10-5-75    10:50 a.m.

 

We welcome you who have joined our service in the First Baptist Church in Dallas, who are listening on radio and who are watching on television.  The title of the pastor’s sermon today is My Ideal Church.  There are two verses as a background, not by way of exposition or exegesis, but just in background.

Acts 20:28, the word of the apostle Paul to the pastors at Ephesus, “Take heed therefore unto yourselves, and to all the flock, over the which the Holy Spirit hath made you overseers, to feed”—a verbal form of poimēn, shepherd—”to shepherd, to care for, to feed the church of God, which He hath purchased with His own blood.”  And the other and beautiful text in Ephesians 5:25, “Christ loved the church, and gave Himself for it.”

The title is carefully chosen, My Ideal Church.  Not the perfect church.  As long as we are not the church triumphant but are yet the church militant, it will be made up of people with all the weaknesses and foibles that characterize human nature.  Not a perfect church, but my ideal church.  Perfection for us in this world is impossible—never shall we attain it or achieve it.

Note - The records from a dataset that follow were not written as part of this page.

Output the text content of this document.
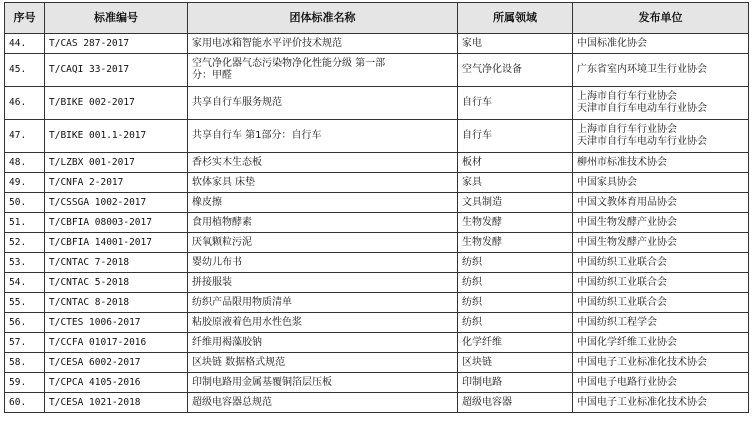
序号	标准编号	团体标准名称	所属领域	发布单位
44.	T/CAS 287-2017	家用电冰箱智能水平评价技术规范	家电	中国标准化协会

45.	T/CAQI 33-2017	空气净化器气态污染物净化性能分级 第一部
分：甲醛	空气净化设备	广东省室内环境卫生行业协会

46.	T/BIKE 002-2017	共享自行车服务规范	自行车	上海市自行车行业协会
天津市自行车电动车行业协会

47.	T/BIKE 001.1-2017	共享自行车 第1部分：自行车	自行车	上海市自行车行业协会
天津市自行车电动车行业协会

48.	T/LZBX 001-2017	香杉实木生态板	板材	柳州市标准技术协会

49.	T/CNFA 2-2017	软体家具 床垫	家具	中国家具协会

50.	T/CSSGA 1002-2017	橡皮擦	文具制造	中国文教体育用品协会

51.	T/CBFIA 08003-2017	食用植物酵素	生物发酵	中国生物发酵产业协会

52.	T/CBFIA 14001-2017	厌氧颗粒污泥	生物发酵	中国生物发酵产业协会

53.	T/CNTAC 7-2018	婴幼儿布书	纺织	中国纺织工业联合会

54.	T/CNTAC 5-2018	拼接服装	纺织	中国纺织工业联合会

55.	T/CNTAC 8-2018	纺织产品限用物质清单	纺织	中国纺织工业联合会

56.	T/CTES 1006-2017	粘胶原液着色用水性色浆	纺织	中国纺织工程学会

57.	T/CCFA 01017-2016	纤维用褐藻胶钠	化学纤维	中国化学纤维工业协会

58.	T/CESA 6002-2017	区块链 数据格式规范	区块链	中国电子工业标准化技术协会

59.	T/CPCA 4105-2016	印制电路用金属基覆铜箔层压板	印制电路	中国电子电路行业协会

60.	T/CESA 1021-2018	超级电容器总规范	超级电容器	中国电子工业标准化技术协会
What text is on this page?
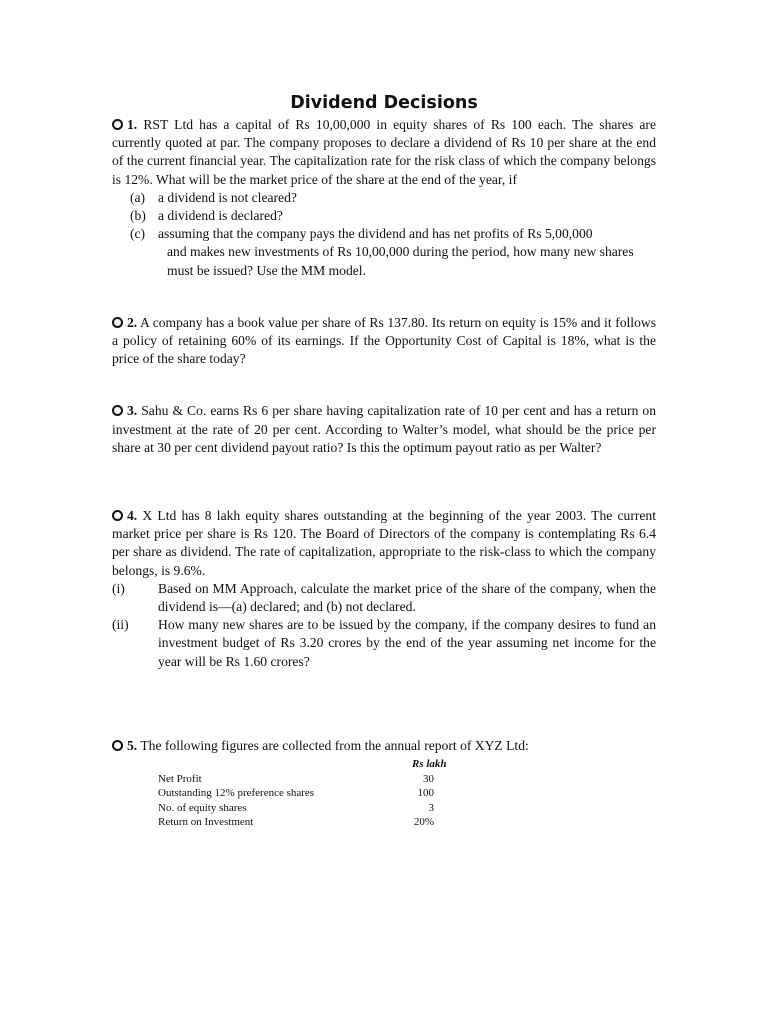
Dividend Decisions

1. RST Ltd has a capital of Rs 10,00,000 in equity shares of Rs 100 each. The shares are currently quoted at par. The company proposes to declare a dividend of Rs 10 per share at the end of the current financial year. The capitalization rate for the risk class of which the company belongs is 12%. What will be the market price of the share at the end of the year, if

(a) a dividend is not cleared?
(b) a dividend is declared?
(c) assuming that the company pays the dividend and has net profits of Rs 5,00,000
and makes new investments of Rs 10,00,000 during the period, how many new shares must be issued? Use the MM model.

2. A company has a book value per share of Rs 137.80. Its return on equity is 15% and it follows a policy of retaining 60% of its earnings. If the Opportunity Cost of Capital is 18%, what is the price of the share today?

3. Sahu & Co. earns Rs 6 per share having capitalization rate of 10 per cent and has a return on investment at the rate of 20 per cent. According to Walter’s model, what should be the price per share at 30 per cent dividend payout ratio? Is this the optimum payout ratio as per Walter?

4. X Ltd has 8 lakh equity shares outstanding at the beginning of the year 2003. The current market price per share is Rs 120. The Board of Directors of the company is contemplating Rs 6.4 per share as dividend. The rate of capitalization, appropriate to the risk-class to which the company belongs, is 9.6%.

(i) Based on MM Approach, calculate the market price of the share of the company, when the dividend is—(a) declared; and (b) not declared.
(ii) How many new shares are to be issued by the company, if the company desires to fund an investment budget of Rs 3.20 crores by the end of the year assuming net income for the year will be Rs 1.60 crores?

5. The following figures are collected from the annual report of XYZ Ltd:

Rs lakh
Net Profit	30
Outstanding 12% preference shares	100
No. of equity shares	3
Return on Investment	20%
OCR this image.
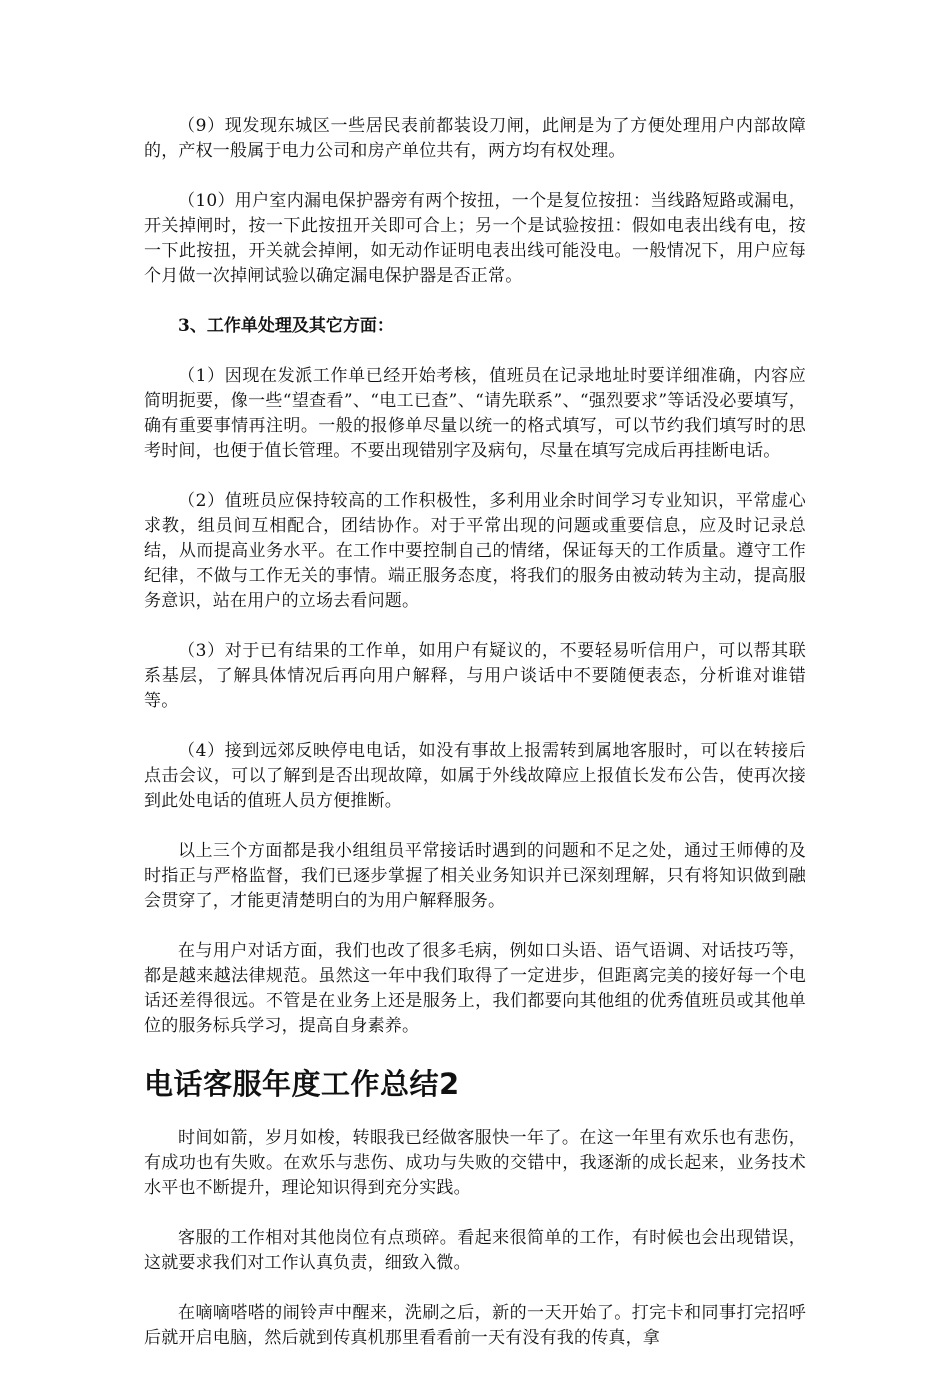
（9）现发现东城区一些居民表前都装设刀闸，此闸是为了方便处理用户内部故障的，产权一般属于电力公司和房产单位共有，两方均有权处理。

（10）用户室内漏电保护器旁有两个按扭，一个是复位按扭：当线路短路或漏电，开关掉闸时，按一下此按扭开关即可合上；另一个是试验按扭：假如电表出线有电，按一下此按扭，开关就会掉闸，如无动作证明电表出线可能没电。一般情况下，用户应每个月做一次掉闸试验以确定漏电保护器是否正常。

3、工作单处理及其它方面：

（1）因现在发派工作单已经开始考核，值班员在记录地址时要详细准确，内容应简明扼要，像一些“望查看”、“电工已查”、“请先联系”、“强烈要求”等话没必要填写，确有重要事情再注明。一般的报修单尽量以统一的格式填写，可以节约我们填写时的思考时间，也便于值长管理。不要出现错别字及病句，尽量在填写完成后再挂断电话。

（2）值班员应保持较高的工作积极性，多利用业余时间学习专业知识，平常虚心求教，组员间互相配合，团结协作。对于平常出现的问题或重要信息，应及时记录总结，从而提高业务水平。在工作中要控制自己的情绪，保证每天的工作质量。遵守工作纪律，不做与工作无关的事情。端正服务态度，将我们的服务由被动转为主动，提高服务意识，站在用户的立场去看问题。

（3）对于已有结果的工作单，如用户有疑议的，不要轻易听信用户，可以帮其联系基层，了解具体情况后再向用户解释，与用户谈话中不要随便表态，分析谁对谁错等。

（4）接到远郊反映停电电话，如没有事故上报需转到属地客服时，可以在转接后点击会议，可以了解到是否出现故障，如属于外线故障应上报值长发布公告，使再次接到此处电话的值班人员方便推断。

以上三个方面都是我小组组员平常接话时遇到的问题和不足之处，通过王师傅的及时指正与严格监督，我们已逐步掌握了相关业务知识并已深刻理解，只有将知识做到融会贯穿了，才能更清楚明白的为用户解释服务。

在与用户对话方面，我们也改了很多毛病，例如口头语、语气语调、对话技巧等，都是越来越法律规范。虽然这一年中我们取得了一定进步，但距离完美的接好每一个电话还差得很远。不管是在业务上还是服务上，我们都要向其他组的优秀值班员或其他单位的服务标兵学习，提高自身素养。

电话客服年度工作总结2

时间如箭，岁月如梭，转眼我已经做客服快一年了。在这一年里有欢乐也有悲伤，有成功也有失败。在欢乐与悲伤、成功与失败的交错中，我逐渐的成长起来，业务技术水平也不断提升，理论知识得到充分实践。

客服的工作相对其他岗位有点琐碎。看起来很简单的工作，有时候也会出现错误，这就要求我们对工作认真负责，细致入微。

在嘀嘀嗒嗒的闹铃声中醒来，洗刷之后，新的一天开始了。打完卡和同事打完招呼后就开启电脑，然后就到传真机那里看看前一天有没有我的传真，拿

I heard of a fellow one time criticizing the church who said, “It’s a aggregate of hypocrites.  It is just a collection of intolerant bigots.”  Then he added, “If I could ever find a perfect church, I would join it.”  And the man to whom he was talking said, “My friend, if you ever find a perfect church, don’t you join it.  It won’t be perfect any longer.”  My ideal church, and the message is taken from the churches I have pastored in these forty-eight years, and the characteristics I have seen in them, that, to me, are ideal.

First, the country church, the wide-open area around a country church where the farmer plows a row up to the front door of the meetinghouse.  It is the church of dependence upon God.  For country people are people of the earth; they are of the soil and they daily live under the aegis of the blessing and help of heaven.  They pray for rain, they ask God to bless the crops that they sow in seed, and they thank God for the harvest.  They live in daily dependence upon the Lord.

You see, life in the city becomes inevitably artificial.  We’re taken away from the earth that nourishes us and feeds us, and our life is removed from the fountain sources of our very being.  We live an artificial life in the city.  And we look to government, and to politics, and to the legislature, and to the council, and to the courts, but we don’t look to God.  Our life is artificial, it’s not actually real, not like their life.

I heard of a boy, a little fellow from New York City, who for the first time was taken out in the country, and to his amazement and astonishment, he watched a farmer milk a cow; milk out of a cow, and the little fellow, looking upon that in amazement, said, “How, how, how strange; we get our milk out of a bottle.”  Artificial, the life of a city, but not the country; they live in dependence upon the blessing of God.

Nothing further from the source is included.